Now That The Layout Is How I Want It Im Trying To Add The Realism Thru Hand Made Trees And Hills, Etc.paper Mache And Plaster Works Well With Earth Tone Paints And Sprinkles Of Dried Moss Particles Sealed In Matte Clear.problem Is This Takes Me Too Long And Found A Short Cut To My Filling In Small Openings On The Layout-- Im Simply Cutting Bubble Wrap To Irregular Shapes And Sizes, Spray And Sprinke And Wow This Stuff Looks Real. Let Me Know Of Any Of Your Ideas-- Thanx


----------



## redwog (Jan 3, 2004)

Doctor
I used 'Blue Board Foam' and made them where they were sectional and would slide into place.

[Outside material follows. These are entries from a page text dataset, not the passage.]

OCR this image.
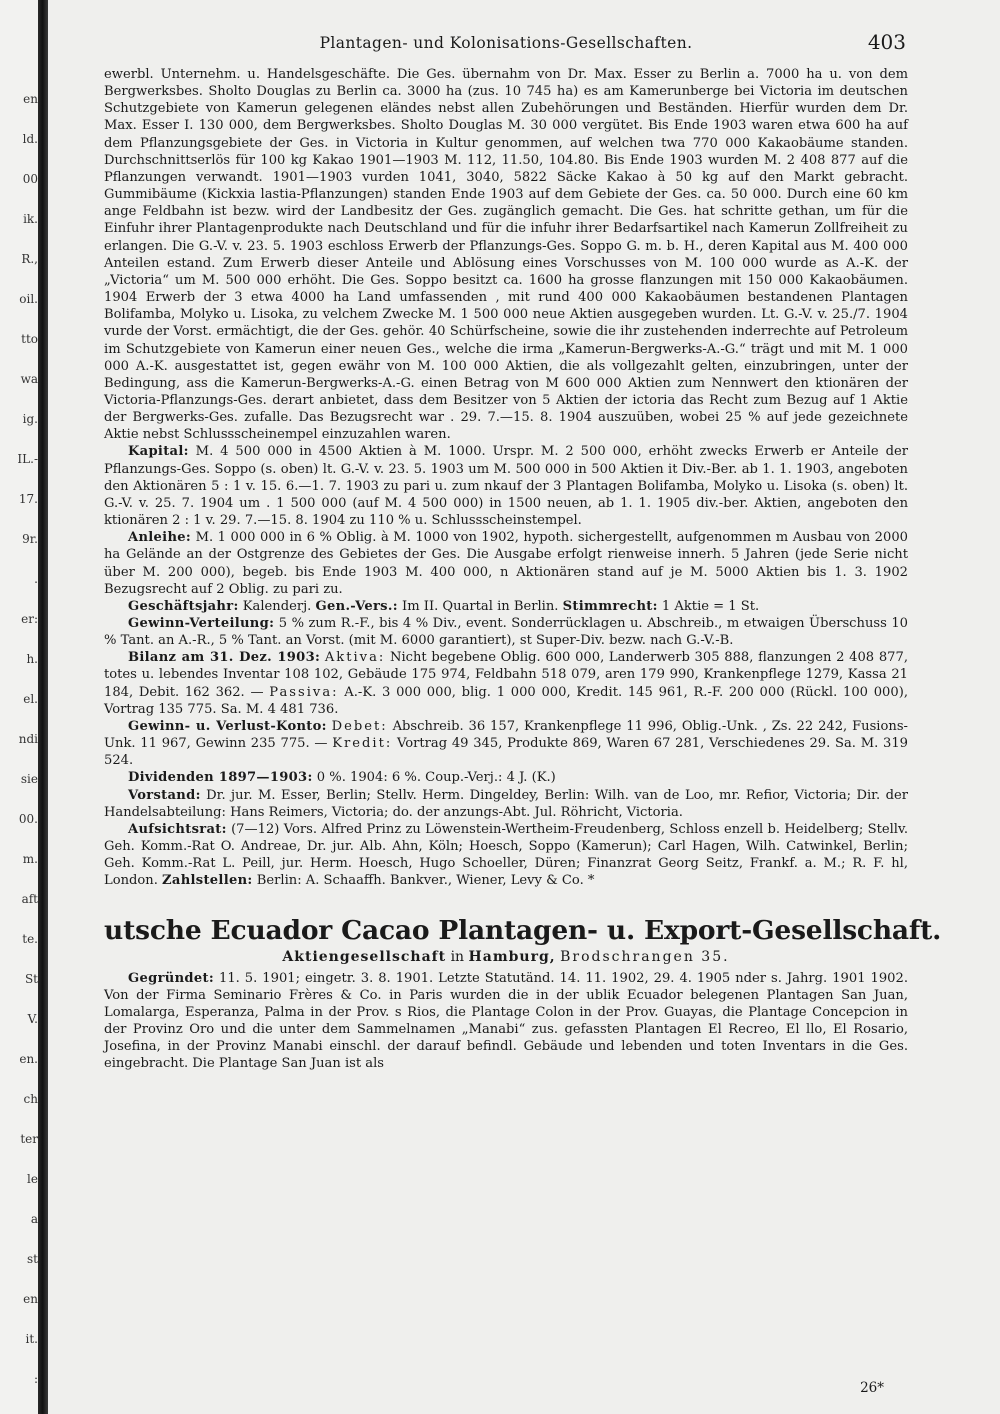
en
ld.
00
ik.
R.,
oil.
tto
wa
ig.
IL.-
17.
9r.
.
er:
h.
el.
ndi
sie
00.
m.
aft
te.
St
V.
en.
ch
ter
le
a
st
en
it.
:
Plantagen- und Kolonisations-Gesellschaften.	403

ewerbl. Unternehm. u. Handelsgeschäfte. Die Ges. übernahm von Dr. Max. Esser zu Berlin a. 7000 ha u. von dem Bergwerksbes. Sholto Douglas zu Berlin ca. 3000 ha (zus. 10 745 ha) es am Kamerunberge bei Victoria im deutschen Schutzgebiete von Kamerun gelegenen eländes nebst allen Zubehörungen und Beständen. Hierfür wurden dem Dr. Max. Esser I. 130 000, dem Bergwerksbes. Sholto Douglas M. 30 000 vergütet. Bis Ende 1903 waren etwa 600 ha auf dem Pflanzungsgebiete der Ges. in Victoria in Kultur genommen, auf welchen twa 770 000 Kakaobäume standen. Durchschnittserlös für 100 kg Kakao 1901—1903 M. 112, 11.50, 104.80. Bis Ende 1903 wurden M. 2 408 877 auf die Pflanzungen verwandt. 1901—1903 vurden 1041, 3040, 5822 Säcke Kakao à 50 kg auf den Markt gebracht. Gummibäume (Kickxia lastia-Pflanzungen) standen Ende 1903 auf dem Gebiete der Ges. ca. 50 000. Durch eine 60 km ange Feldbahn ist bezw. wird der Landbesitz der Ges. zugänglich gemacht. Die Ges. hat schritte gethan, um für die Einfuhr ihrer Plantagenprodukte nach Deutschland und für die infuhr ihrer Bedarfsartikel nach Kamerun Zollfreiheit zu erlangen. Die G.-V. v. 23. 5. 1903 eschloss Erwerb der Pflanzungs-Ges. Soppo G. m. b. H., deren Kapital aus M. 400 000 Anteilen estand. Zum Erwerb dieser Anteile und Ablösung eines Vorschusses von M. 100 000 wurde as A.-K. der „Victoria“ um M. 500 000 erhöht. Die Ges. Soppo besitzt ca. 1600 ha grosse flanzungen mit 150 000 Kakaobäumen. 1904 Erwerb der 3 etwa 4000 ha Land umfassenden , mit rund 400 000 Kakaobäumen bestandenen Plantagen Bolifamba, Molyko u. Lisoka, zu velchem Zwecke M. 1 500 000 neue Aktien ausgegeben wurden. Lt. G.-V. v. 25./7. 1904 vurde der Vorst. ermächtigt, die der Ges. gehör. 40 Schürfscheine, sowie die ihr zustehenden inderrechte auf Petroleum im Schutzgebiete von Kamerun einer neuen Ges., welche die irma „Kamerun-Bergwerks-A.-G.“ trägt und mit M. 1 000 000 A.-K. ausgestattet ist, gegen ewähr von M. 100 000 Aktien, die als vollgezahlt gelten, einzubringen, unter der Bedingung, ass die Kamerun-Bergwerks-A.-G. einen Betrag von M 600 000 Aktien zum Nennwert den ktionären der Victoria-Pflanzungs-Ges. derart anbietet, dass dem Besitzer von 5 Aktien der ictoria das Recht zum Bezug auf 1 Aktie der Bergwerks-Ges. zufalle. Das Bezugsrecht war . 29. 7.—15. 8. 1904 auszuüben, wobei 25 % auf jede gezeichnete Aktie nebst Schlussscheinempel einzuzahlen waren.

Kapital: M. 4 500 000 in 4500 Aktien à M. 1000. Urspr. M. 2 500 000, erhöht zwecks Erwerb er Anteile der Pflanzungs-Ges. Soppo (s. oben) lt. G.-V. v. 23. 5. 1903 um M. 500 000 in 500 Aktien it Div.-Ber. ab 1. 1. 1903, angeboten den Aktionären 5 : 1 v. 15. 6.—1. 7. 1903 zu pari u. zum nkauf der 3 Plantagen Bolifamba, Molyko u. Lisoka (s. oben) lt. G.-V. v. 25. 7. 1904 um . 1 500 000 (auf M. 4 500 000) in 1500 neuen, ab 1. 1. 1905 div.-ber. Aktien, angeboten den ktionären 2 : 1 v. 29. 7.—15. 8. 1904 zu 110 % u. Schlussscheinstempel.

Anleihe: M. 1 000 000 in 6 % Oblig. à M. 1000 von 1902, hypoth. sichergestellt, aufgenommen m Ausbau von 2000 ha Gelände an der Ostgrenze des Gebietes der Ges. Die Ausgabe erfolgt rienweise innerh. 5 Jahren (jede Serie nicht über M. 200 000), begeb. bis Ende 1903 M. 400 000, n Aktionären stand auf je M. 5000 Aktien bis 1. 3. 1902 Bezugsrecht auf 2 Oblig. zu pari zu.

Geschäftsjahr: Kalenderj. Gen.-Vers.: Im II. Quartal in Berlin. Stimmrecht: 1 Aktie = 1 St.

Gewinn-Verteilung: 5 % zum R.-F., bis 4 % Div., event. Sonderrücklagen u. Abschreib., m etwaigen Überschuss 10 % Tant. an A.-R., 5 % Tant. an Vorst. (mit M. 6000 garantiert), st Super-Div. bezw. nach G.-V.-B.

Bilanz am 31. Dez. 1903: Aktiva: Nicht begebene Oblig. 600 000, Landerwerb 305 888, flanzungen 2 408 877, totes u. lebendes Inventar 108 102, Gebäude 175 974, Feldbahn 518 079, aren 179 990, Krankenpflege 1279, Kassa 21 184, Debit. 162 362. — Passiva: A.-K. 3 000 000, blig. 1 000 000, Kredit. 145 961, R.-F. 200 000 (Rückl. 100 000), Vortrag 135 775. Sa. M. 4 481 736.

Gewinn- u. Verlust-Konto: Debet: Abschreib. 36 157, Krankenpflege 11 996, Oblig.-Unk. , Zs. 22 242, Fusions-Unk. 11 967, Gewinn 235 775. — Kredit: Vortrag 49 345, Produkte 869, Waren 67 281, Verschiedenes 29. Sa. M. 319 524.

Dividenden 1897—1903: 0 %. 1904: 6 %. Coup.-Verj.: 4 J. (K.)

Vorstand: Dr. jur. M. Esser, Berlin; Stellv. Herm. Dingeldey, Berlin: Wilh. van de Loo, mr. Refior, Victoria; Dir. der Handelsabteilung: Hans Reimers, Victoria; do. der anzungs-Abt. Jul. Röhricht, Victoria.

Aufsichtsrat: (7—12) Vors. Alfred Prinz zu Löwenstein-Wertheim-Freudenberg, Schloss enzell b. Heidelberg; Stellv. Geh. Komm.-Rat O. Andreae, Dr. jur. Alb. Ahn, Köln; Hoesch, Soppo (Kamerun); Carl Hagen, Wilh. Catwinkel, Berlin; Geh. Komm.-Rat L. Peill, jur. Herm. Hoesch, Hugo Schoeller, Düren; Finanzrat Georg Seitz, Frankf. a. M.; R. F. hl, London. Zahlstellen: Berlin: A. Schaaffh. Bankver., Wiener, Levy & Co. *

utsche Ecuador Cacao Plantagen- u. Export-Gesellschaft.
Aktiengesellschaft in Hamburg, Brodschrangen 35.

Gegründet: 11. 5. 1901; eingetr. 3. 8. 1901. Letzte Statutänd. 14. 11. 1902, 29. 4. 1905 nder s. Jahrg. 1901 1902. Von der Firma Seminario Frères & Co. in Paris wurden die in der ublik Ecuador belegenen Plantagen San Juan, Lomalarga, Esperanza, Palma in der Prov. s Rios, die Plantage Colon in der Prov. Guayas, die Plantage Concepcion in der Provinz Oro und die unter dem Sammelnamen „Manabi“ zus. gefassten Plantagen El Recreo, El llo, El Rosario, Josefina, in der Provinz Manabi einschl. der darauf befindl. Gebäude und lebenden und toten Inventars in die Ges. eingebracht. Die Plantage San Juan ist als

26*
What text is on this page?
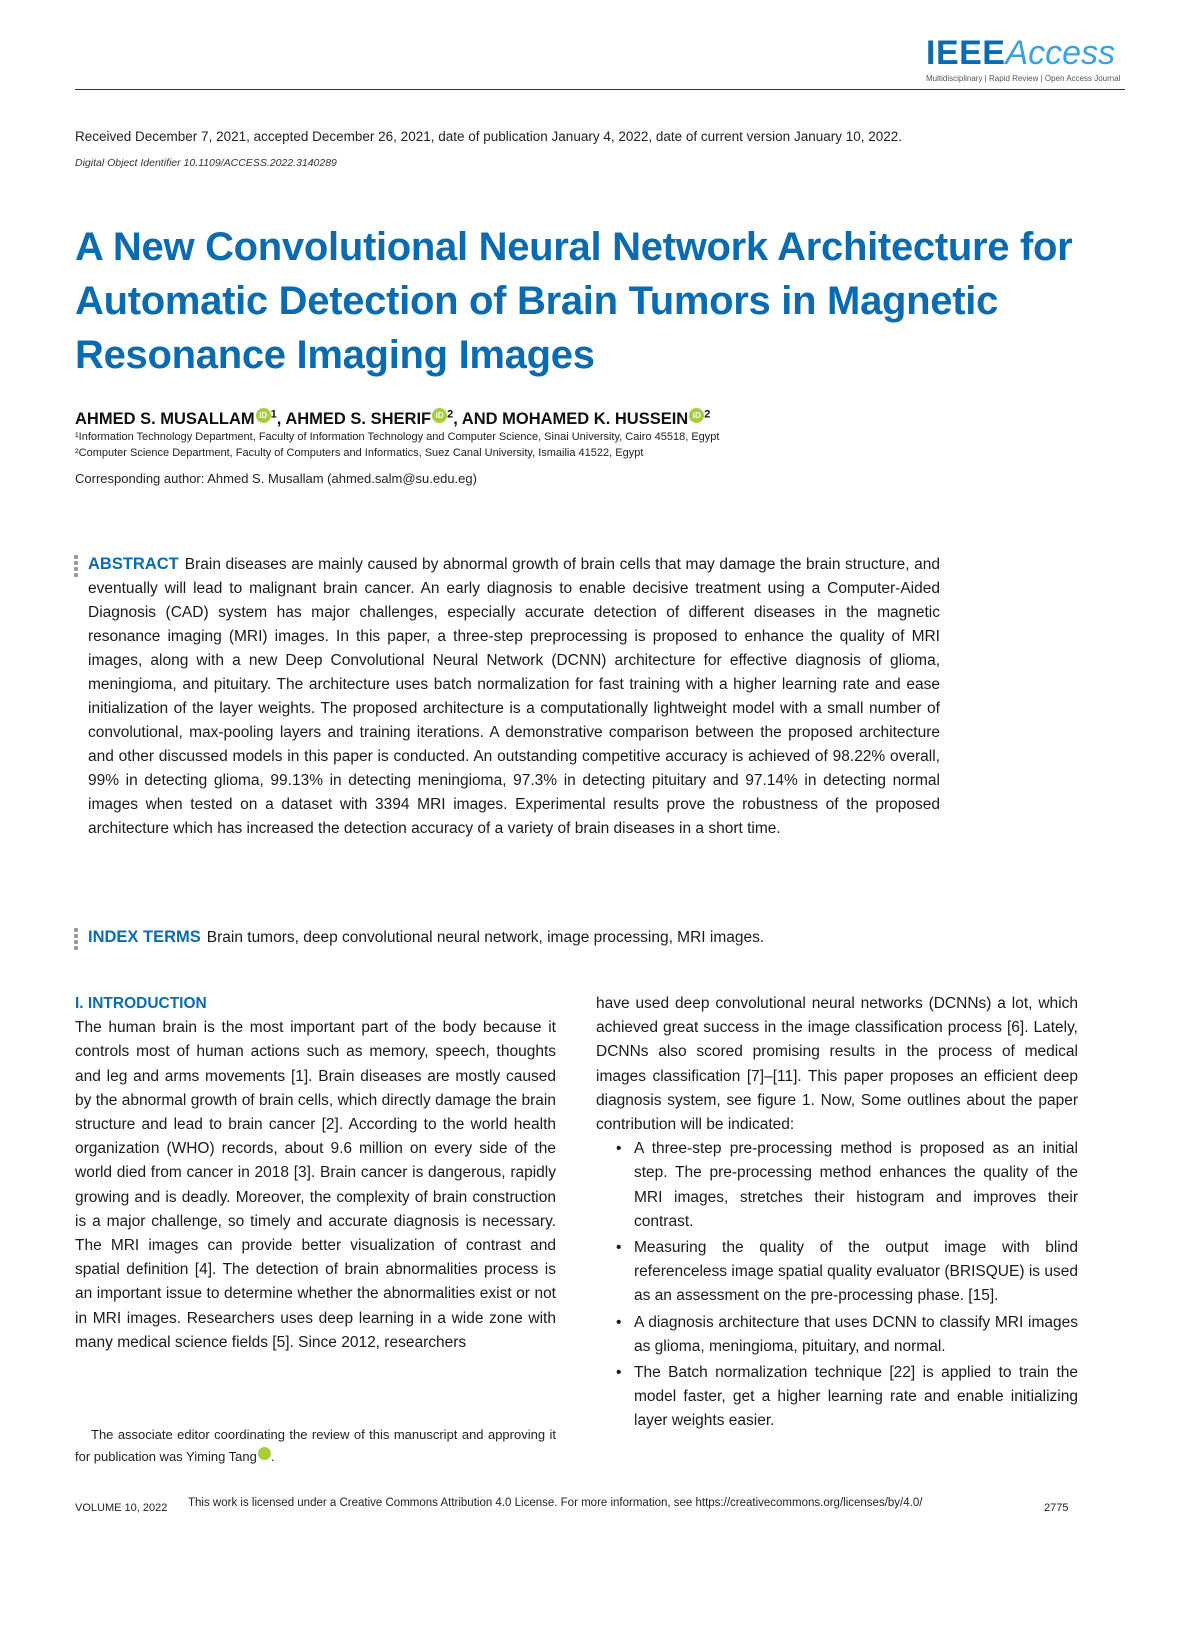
IEEEAccess
Multidisciplinary | Rapid Review | Open Access Journal
Received December 7, 2021, accepted December 26, 2021, date of publication January 4, 2022, date of current version January 10, 2022.
Digital Object Identifier 10.1109/ACCESS.2022.3140289
A New Convolutional Neural Network Architecture for Automatic Detection of Brain Tumors in Magnetic Resonance Imaging Images
AHMED S. MUSALLAM iD $^1$, AHMED S. SHERIF iD $^2$, AND MOHAMED K. HUSSEIN iD $^2$
¹Information Technology Department, Faculty of Information Technology and Computer Science, Sinai University, Cairo 45518, Egypt
²Computer Science Department, Faculty of Computers and Informatics, Suez Canal University, Ismailia 41522, Egypt
Corresponding author: Ahmed S. Musallam (ahmed.salm@su.edu.eg)
ABSTRACT Brain diseases are mainly caused by abnormal growth of brain cells that may damage the brain structure, and eventually will lead to malignant brain cancer. An early diagnosis to enable decisive treatment using a Computer-Aided Diagnosis (CAD) system has major challenges, especially accurate detection of different diseases in the magnetic resonance imaging (MRI) images. In this paper, a three-step preprocessing is proposed to enhance the quality of MRI images, along with a new Deep Convolutional Neural Network (DCNN) architecture for effective diagnosis of glioma, meningioma, and pituitary. The architecture uses batch normalization for fast training with a higher learning rate and ease initialization of the layer weights. The proposed architecture is a computationally lightweight model with a small number of convolutional, max-pooling layers and training iterations. A demonstrative comparison between the proposed architecture and other discussed models in this paper is conducted. An outstanding competitive accuracy is achieved of 98.22% overall, 99% in detecting glioma, 99.13% in detecting meningioma, 97.3% in detecting pituitary and 97.14% in detecting normal images when tested on a dataset with 3394 MRI images. Experimental results prove the robustness of the proposed architecture which has increased the detection accuracy of a variety of brain diseases in a short time.
INDEX TERMS Brain tumors, deep convolutional neural network, image processing, MRI images.
I. INTRODUCTION

The human brain is the most important part of the body because it controls most of human actions such as memory, speech, thoughts and leg and arms movements [1]. Brain diseases are mostly caused by the abnormal growth of brain cells, which directly damage the brain structure and lead to brain cancer [2]. According to the world health organization (WHO) records, about 9.6 million on every side of the world died from cancer in 2018 [3]. Brain cancer is dangerous, rapidly growing and is deadly. Moreover, the complexity of brain construction is a major challenge, so timely and accurate diagnosis is necessary. The MRI images can provide better visualization of contrast and spatial definition [4]. The detection of brain abnormalities process is an important issue to determine whether the abnormalities exist or not in MRI images. Researchers uses deep learning in a wide zone with many medical science fields [5]. Since 2012, researchers

have used deep convolutional neural networks (DCNNs) a lot, which achieved great success in the image classification process [6]. Lately, DCNNs also scored promising results in the process of medical images classification [7]–[11]. This paper proposes an efficient deep diagnosis system, see figure 1. Now, Some outlines about the paper contribution will be indicated:

• A three-step pre-processing method is proposed as an initial step. The pre-processing method enhances the quality of the MRI images, stretches their histogram and improves their contrast.
• Measuring the quality of the output image with blind referenceless image spatial quality evaluator (BRISQUE) is used as an assessment on the pre-processing phase. [15].
• A diagnosis architecture that uses DCNN to classify MRI images as glioma, meningioma, pituitary, and normal.
• The Batch normalization technique [22] is applied to train the model faster, get a higher learning rate and enable initializing layer weights easier.
The associate editor coordinating the review of this manuscript and approving it for publication was Yiming Tang iD.
VOLUME 10, 2022 This work is licensed under a Creative Commons Attribution 4.0 License. For more information, see https://creativecommons.org/licenses/by/4.0/	2775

Its quite easy even to get it to form tight to the edge of the track even. After I get a section made wuth litterly blocks of foam board I then carve it and shape it with a rasp and rough sandpaper - paint it with earth color latex paint - apply first coat of flock then follow with additional layers of flock to give depth. When it is like I want it I too spray a couple good coats of 'fix' and it is done. The beauty of this is you can change it anytime or re-build another section for a different scene. Also all the detail work is done at the beanch and not over the track! 
E-Mail me and I will be happy to send some pictures of the process!
Hopefully I will be able to do one of Kevin Shaws tracks someday!
Ted


----------



## roadrner (Jul 21, 1999)

Hey Doc & Red,
You guys are a tease, you could post some pix on the thread too.  rr


----------



## redwog (Jan 3, 2004)

Sorry Roadrunner but Ive tried several times and cant get pictures to load to this board - 
Probably just something I am not doing right - Sorry!
Although Gegory Braun was kind enough to use my track on his site:
www.hoslotcarracing.com/
For his article entitled "WOODEN TRACK" 
Hope you enjoy!


----------



## AfxToo (Aug 29, 2003)

-----


----------



## doctorslotcar (Jul 25, 2004)

Sorry I cant get my pics from 58 kb down to the required size this forum wiill accept


----------



## AfxToo (Aug 29, 2003)

-----


----------



## doctorslotcar (Jul 25, 2004)

*got a few pictures up go to top of page to view*

got a few pics up but i made em too small. what is the largest pixel size this forum accepts ???


----------



## jack0fall (Sep 8, 2004)

Doc, normal members get 256k of disk space and the pics can't be any larger then 50k. HTH


Jeff


----------



## doctorslotcar (Jul 25, 2004)

*im lovin that expanda foam*

pictures are up im almost half done , that expanda foam is fun stuff. real time saver but tricky to use


----------